Add the high cost of organic feed, the reduced productivity of the victimised birds and the high death rate, and you had the reason for the high prices, said Agnes Timmermann.

This made the farm's educational role very important because people understood less and less about how was food was produced, she said.

For that reason she has encouraged a scheme allowing local school children to visit the farm.

A convert to organic farming following her marriage, she is not afraid to put her philosophy ahead of customer relations.

When new customers flocked to the shop during the BSE food scare, its supply of top beef cuts soon ran out.

Despite irate demands for more of the choice meat she was adamant that no more animals would be killed until nothing but the bones were left of those already slaughtered.

People had to either take lesser cuts or go on a waiting list for the best ones.

Timmermann believes that education and the rightness of the organic philosophy will attract more people to organic products.

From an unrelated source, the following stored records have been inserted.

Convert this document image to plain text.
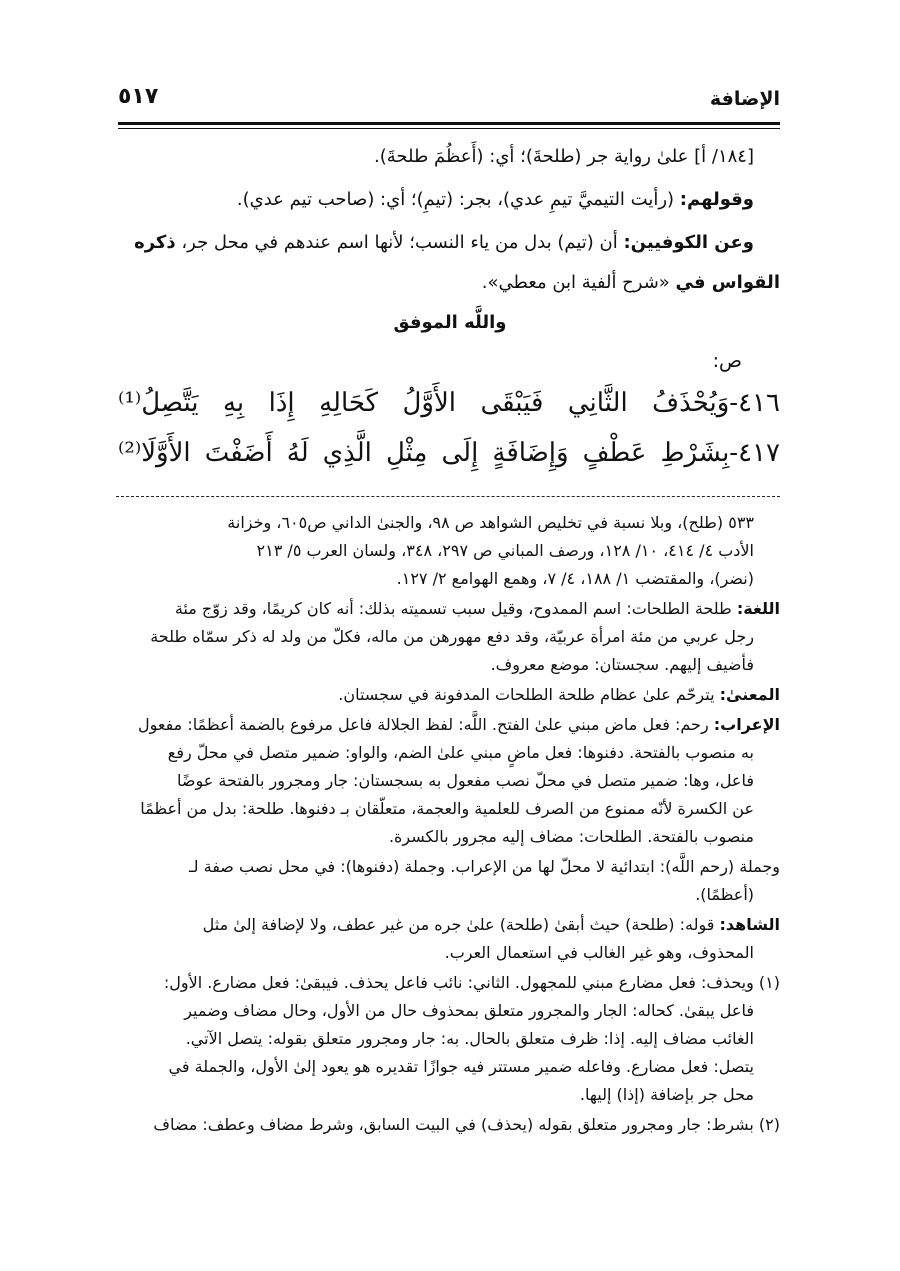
الإضافة
٥١٧
[١٨٤/ أ] علىٰ رواية جر (طلحةَ)؛ أي: (أَعظُمَ طلحةَ).
وقولهم: (رأيت التيميَّ تيمِ عدي)، بجر: (تيمِ)؛ أي: (صاحب تيم عدي).
وعن الكوفيين: أن (تيم) بدل من ياء النسب؛ لأنها اسم عندهم في محل جر، ذكره
القواس في «شرح ألفية ابن معطي».
واللَّه الموفق
ص:
٤١٦-وَيُحْذَفُ الثَّانِي فَيَبْقَى الأَوَّلُ كَحَالِهِ إِذَا بِهِ يَتَّصِلُ⁽¹⁾
٤١٧-بِشَرْطِ عَطْفٍ وَإِضَافَةٍ إِلَى مِثْلِ الَّذِي لَهُ أَضَفْتَ الأَوَّلَا⁽²⁾
٥٣٣ (طلح)، وبلا نسبة في تخليص الشواهد ص ٩٨، والجنىٰ الداني ص٦٠٥، وخزانة
الأدب ٤/ ٤١٤، ١٠/ ١٢٨، ورصف المباني ص ٢٩٧، ٣٤٨، ولسان العرب ٥/ ٢١٣
(نضر)، والمقتضب ١/ ١٨٨، ٤/ ٧، وهمع الهوامع ٢/ ١٢٧.
اللغة: طلحة الطلحات: اسم الممدوح، وقيل سبب تسميته بذلك: أنه كان كريمًا، وقد زوّج مئة
رجل عربي من مئة امرأة عربيّة، وقد دفع مهورهن من ماله، فكلّ من ولد له ذكر سمّاه طلحة
فأضيف إليهم. سجستان: موضع معروف.
المعنىٰ: يترحّم علىٰ عظام طلحة الطلحات المدفونة في سجستان.
الإعراب: رحم: فعل ماض مبني علىٰ الفتح. اللَّه: لفظ الجلالة فاعل مرفوع بالضمة أعظمًا: مفعول
به منصوب بالفتحة. دفنوها: فعل ماضٍ مبني علىٰ الضم، والواو: ضمير متصل في محلّ رفع
فاعل، وها: ضمير متصل في محلّ نصب مفعول به بسجستان: جار ومجرور بالفتحة عوضًا
عن الكسرة لأنّه ممنوع من الصرف للعلمية والعجمة، متعلّقان بـ دفنوها. طلحة: بدل من أعظمًا
منصوب بالفتحة. الطلحات: مضاف إليه مجرور بالكسرة.
وجملة (رحم اللَّه): ابتدائية لا محلّ لها من الإعراب. وجملة (دفنوها): في محل نصب صفة لـ
(أعظمًا).
الشاهد: قوله: (طلحة) حيث أبقىٰ (طلحة) علىٰ جره من غير عطف، ولا لإضافة إلىٰ مثل
المحذوف، وهو غير الغالب في استعمال العرب.
(١) ويحذف: فعل مضارع مبني للمجهول. الثاني: نائب فاعل يحذف. فيبقىٰ: فعل مضارع. الأول:
فاعل يبقىٰ. كحاله: الجار والمجرور متعلق بمحذوف حال من الأول، وحال مضاف وضمير
الغائب مضاف إليه. إذا: ظرف متعلق بالحال. به: جار ومجرور متعلق بقوله: يتصل الآتي.
يتصل: فعل مضارع. وفاعله ضمير مستتر فيه جوازًا تقديره هو يعود إلىٰ الأول، والجملة في
محل جر بإضافة (إذا) إليها.
(٢) بشرط: جار ومجرور متعلق بقوله (يحذف) في البيت السابق، وشرط مضاف وعطف: مضاف
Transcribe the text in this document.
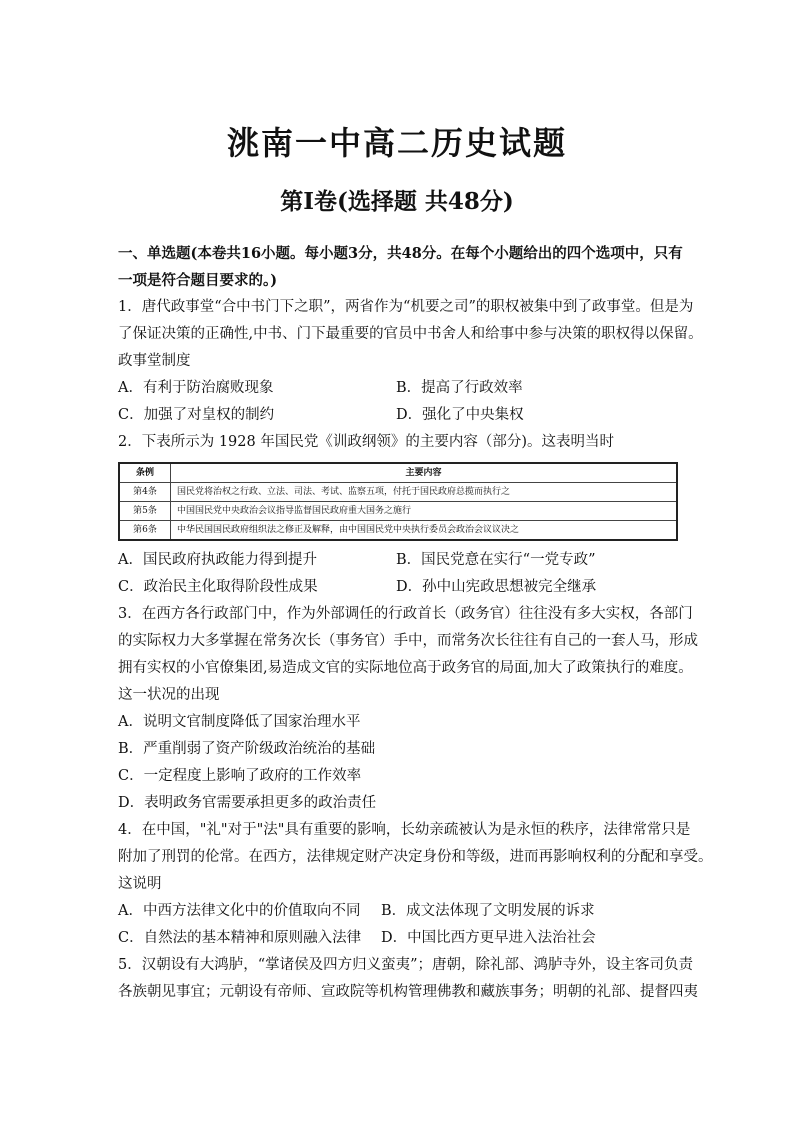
洮南一中高二历史试题
第Ⅰ卷(选择题 共48分)
一、单选题(本卷共16小题。每小题3分，共48分。在每个小题给出的四个选项中，只有
一项是符合题目要求的。)
1．唐代政事堂“合中书门下之职”，两省作为“机要之司”的职权被集中到了政事堂。但是为
了保证决策的正确性,中书、门下最重要的官员中书舍人和给事中参与决策的职权得以保留。
政事堂制度
A．有利于防治腐败现象	B．提高了行政效率
C．加强了对皇权的制约	D．强化了中央集权
2．下表所示为 1928 年国民党《训政纲领》的主要内容（部分)。这表明当时
条例	主要内容
第4条	国民党将治权之行政、立法、司法、考试、监察五项，付托于国民政府总揽而执行之
第5条	中国国民党中央政治会议指导监督国民政府重大国务之施行
第6条	中华民国国民政府组织法之修正及解释，由中国国民党中央执行委员会政治会议议决之
A．国民政府执政能力得到提升	B．国民党意在实行“一党专政”
C．政治民主化取得阶段性成果	D．孙中山宪政思想被完全继承
3．在西方各行政部门中，作为外部调任的行政首长（政务官）往往没有多大实权，各部门
的实际权力大多掌握在常务次长（事务官）手中，而常务次长往往有自己的一套人马，形成
拥有实权的小官僚集团,易造成文官的实际地位高于政务官的局面,加大了政策执行的难度。
这一状况的出现
A．说明文官制度降低了国家治理水平
B．严重削弱了资产阶级政治统治的基础
C．一定程度上影响了政府的工作效率
D．表明政务官需要承担更多的政治责任
4．在中国，"礼"对于"法"具有重要的影响，长幼亲疏被认为是永恒的秩序，法律常常只是
附加了刑罚的伦常。在西方，法律规定财产决定身份和等级，进而再影响权利的分配和享受。
这说明
A．中西方法律文化中的价值取向不同	B．成文法体现了文明发展的诉求
C．自然法的基本精神和原则融入法律	D．中国比西方更早进入法治社会
5．汉朝设有大鸿胪，“掌诸侯及四方归义蛮夷”；唐朝，除礼部、鸿胪寺外，设主客司负责
各族朝见事宜；元朝设有帝师、宣政院等机构管理佛教和藏族事务；明朝的礼部、提督四夷
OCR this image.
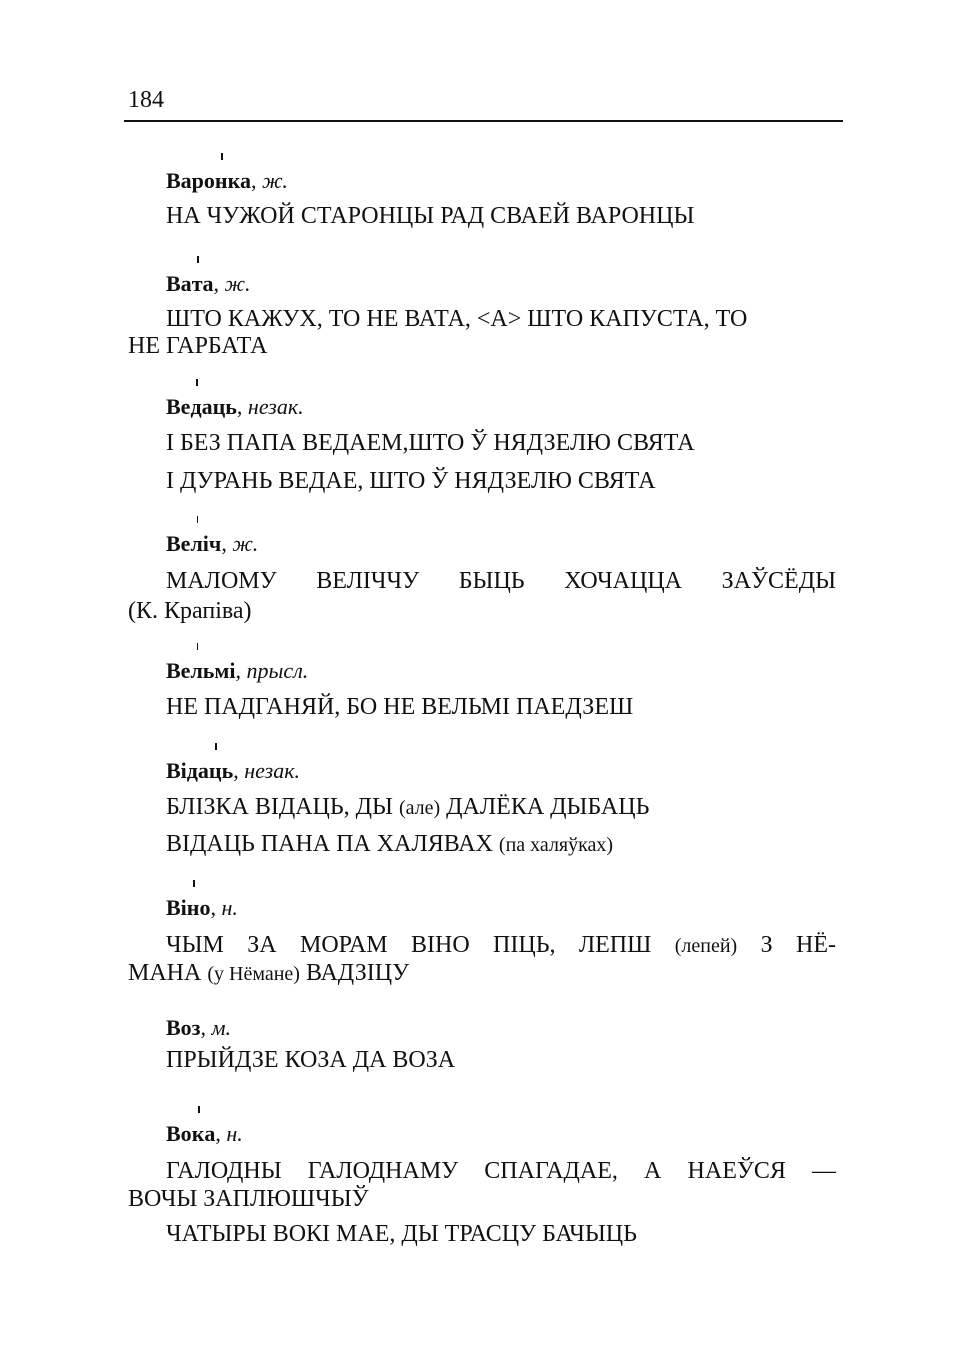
184
Варонка, ж.
НА ЧУЖОЙ СТАРОНЦЫ РАД СВАЕЙ ВАРОНЦЫ
Вата, ж.
ШТО КАЖУХ, ТО НЕ ВАТА, <А> ШТО КАПУСТА, ТО
НЕ ГАРБАТА
Ведаць, незак.
І БЕЗ ПАПА ВЕДАЕМ,ШТО Ў НЯДЗЕЛЮ СВЯТА
І ДУРАНЬ ВЕДАЕ, ШТО Ў НЯДЗЕЛЮ СВЯТА
Веліч, ж.
МАЛОМУ ВЕЛІЧЧУ БЫЦЬ ХОЧАЦЦА ЗАЎСЁДЫ
(К. Крапіва)
Вельмі, прысл.
НЕ ПАДГАНЯЙ, БО НЕ ВЕЛЬМІ ПАЕДЗЕШ
Відаць, незак.
БЛІЗКА ВІДАЦЬ, ДЫ (але) ДАЛЁКА ДЫБАЦЬ
ВІДАЦЬ ПАНА ПА ХАЛЯВАХ (па халяўках)
Віно, н.
ЧЫМ ЗА МОРАМ ВІНО ПІЦЬ, ЛЕПШ (лепей) З НЁ-
МАНА (у Нёмане) ВАДЗІЦУ
Воз, м.
ПРЫЙДЗЕ КОЗА ДА ВОЗА
Вока, н.
ГАЛОДНЫ ГАЛОДНАМУ СПАГАДАЕ, А НАЕЎСЯ —
ВОЧЫ ЗАПЛЮШЧЫЎ
ЧАТЫРЫ ВОКІ МАЕ, ДЫ ТРАСЦУ БАЧЫЦЬ
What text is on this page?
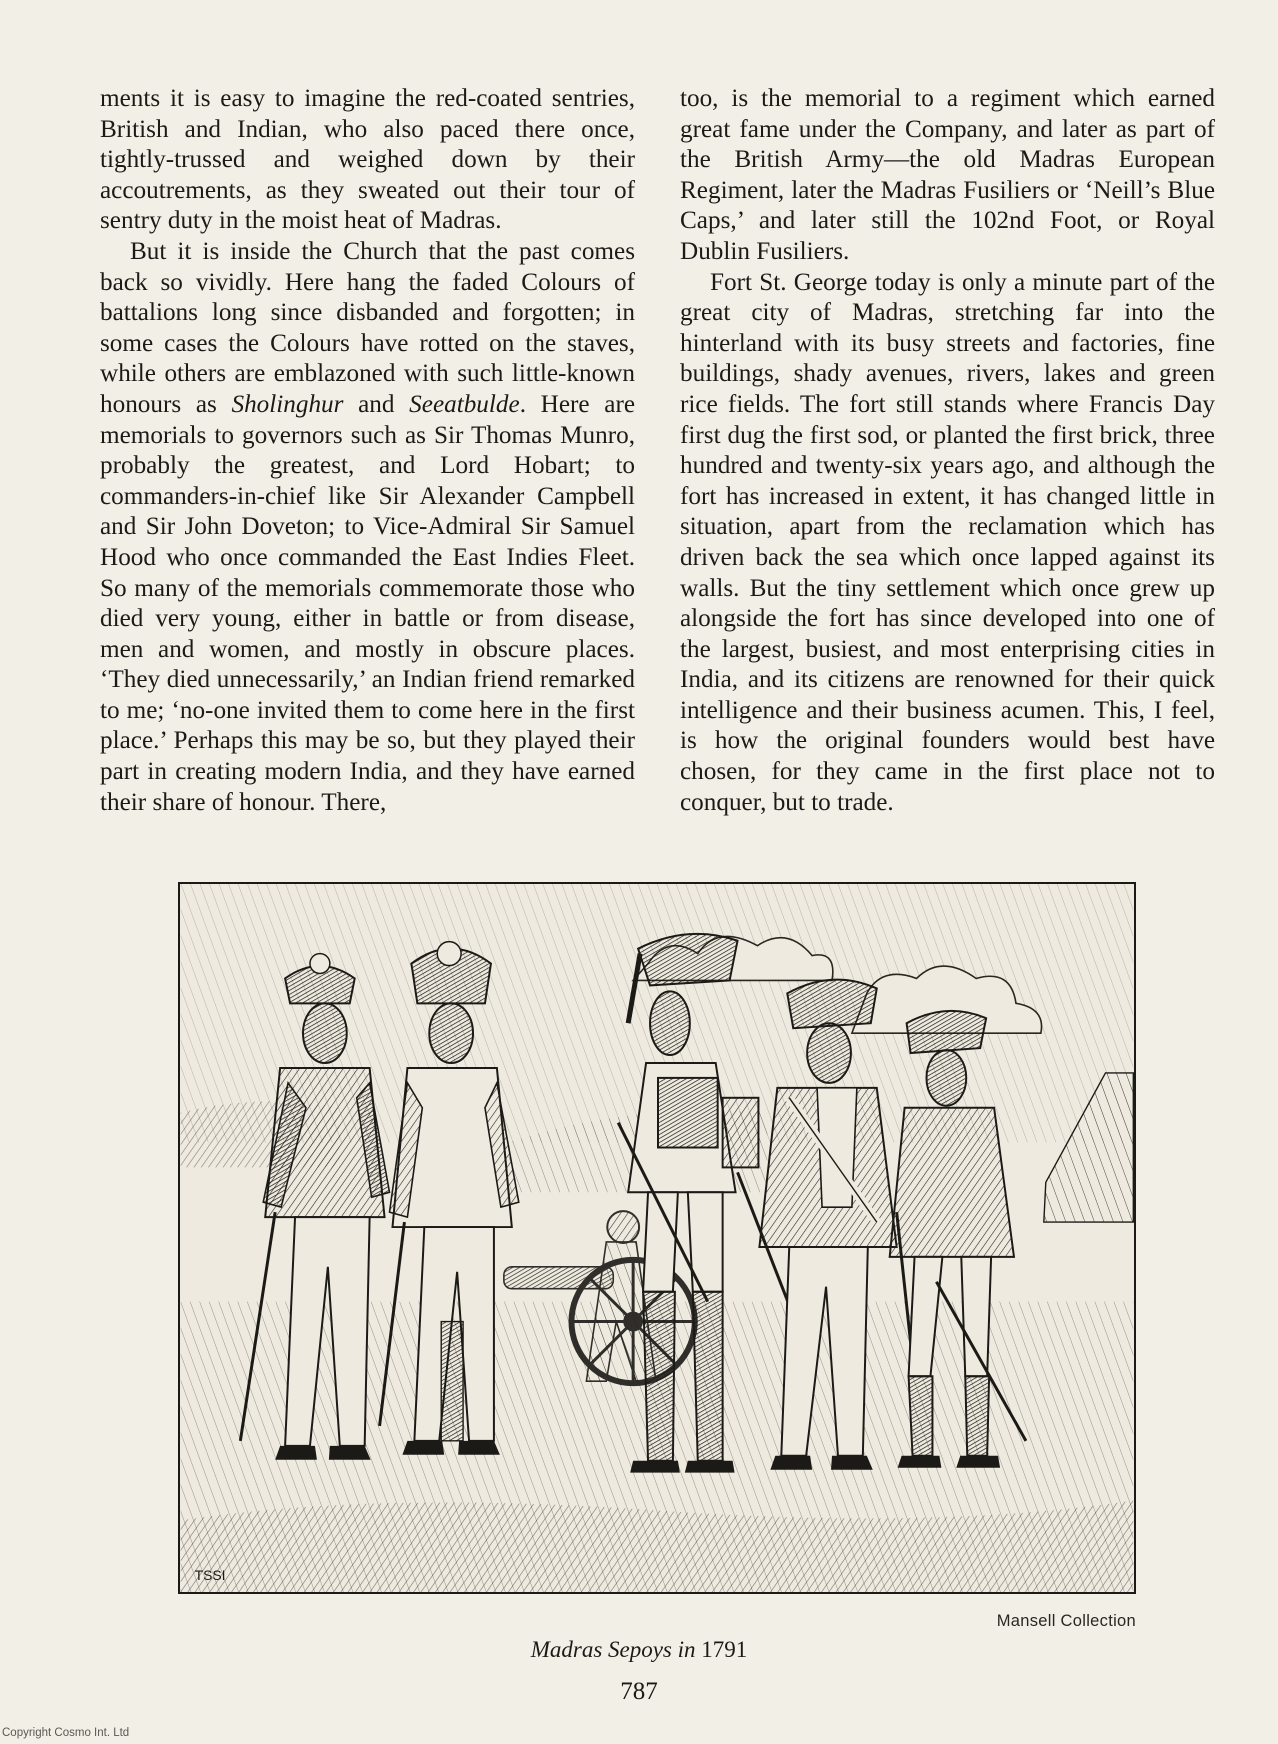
ments it is easy to imagine the red-coated sentries, British and Indian, who also paced there once, tightly-trussed and weighed down by their accoutrements, as they sweated out their tour of sentry duty in the moist heat of Madras.

But it is inside the Church that the past comes back so vividly. Here hang the faded Colours of battalions long since disbanded and forgotten; in some cases the Colours have rotted on the staves, while others are emblazoned with such little-known honours as Sholinghur and Seeatbulde. Here are memorials to governors such as Sir Thomas Munro, probably the greatest, and Lord Hobart; to commanders-in-chief like Sir Alexander Campbell and Sir John Doveton; to Vice-Admiral Sir Samuel Hood who once commanded the East Indies Fleet. So many of the memorials commemorate those who died very young, either in battle or from disease, men and women, and mostly in obscure places. ‘They died unnecessarily,’ an Indian friend remarked to me; ‘no-one invited them to come here in the first place.’ Perhaps this may be so, but they played their part in creating modern India, and they have earned their share of honour. There,

too, is the memorial to a regiment which earned great fame under the Company, and later as part of the British Army—the old Madras European Regiment, later the Madras Fusiliers or ‘Neill’s Blue Caps,’ and later still the 102nd Foot, or Royal Dublin Fusiliers.

Fort St. George today is only a minute part of the great city of Madras, stretching far into the hinterland with its busy streets and factories, fine buildings, shady avenues, rivers, lakes and green rice fields. The fort still stands where Francis Day first dug the first sod, or planted the first brick, three hundred and twenty-six years ago, and although the fort has increased in extent, it has changed little in situation, apart from the reclamation which has driven back the sea which once lapped against its walls. But the tiny settlement which once grew up alongside the fort has since developed into one of the largest, busiest, and most enterprising cities in India, and its citizens are renowned for their quick intelligence and their business acumen. This, I feel, is how the original founders would best have chosen, for they came in the first place not to conquer, but to trade.

TSSI
Mansell Collection
Madras Sepoys in 1791
787
Copyright Cosmo Int. Ltd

But she said that progress would not be fast in Germany, where organics had taken a different route to Britain, where its popularity was fostered by big supermarket chains.

Organic products in Germany were sold mostly through speciality shops like her own.

In France, where organic farms occupy 1.3 per cent of agricultural land, organic products were also hard to find on supermarket shelves.

But from a low base the market had been growing by around 20 per cent a year since 1994 and this had encouraged the Ministry of Agriculture and Fisheries to set up a long-term plan for the development of organic farming.

This aimed to have one million ha and 25,000 producers in place by 2005. There are about 735,000 farms in France on 33.4 million ha. The average farm size is 40ha.

French organic farmers also get higher subsidies because their operations meet sustainability criteria.

Daniel and Francoise Delmotte are organic dairy and crop farmers on 80ha in the Loire Valley, about 300km southwest of Paris.

Their conventional farming of around 40 cows was beginning to prove uneconomic until they were allocated more milk quota, allowing them to raise numbers of their herd to 48 cows, but he was unhappy at his lack of control over the enterprise.

He turned to organic farming in 1992, encouraged by the proximity of a ready market in the city of Tours, 15km away, and got state support for the two-year transition phase.

Delmotte, too, has found a high-paying niche market for his products, selling unpasteurised milk in speciality shops for up to five times the price it would get from the local dairy co-operative.

It was more motivating to be farming organically and selling the milk, yoghurt and cheese from the farm in shops and farmer markets, which gave him some independence from bureaucracy, he said.

Like his German counterparts he also believes it is important that he is bringing townsfolk closer to the country.

That was a good way to introduce people to farm-life, which had got a bad image as a result of the European Union's Common Agriculture Policy handouts to farmers.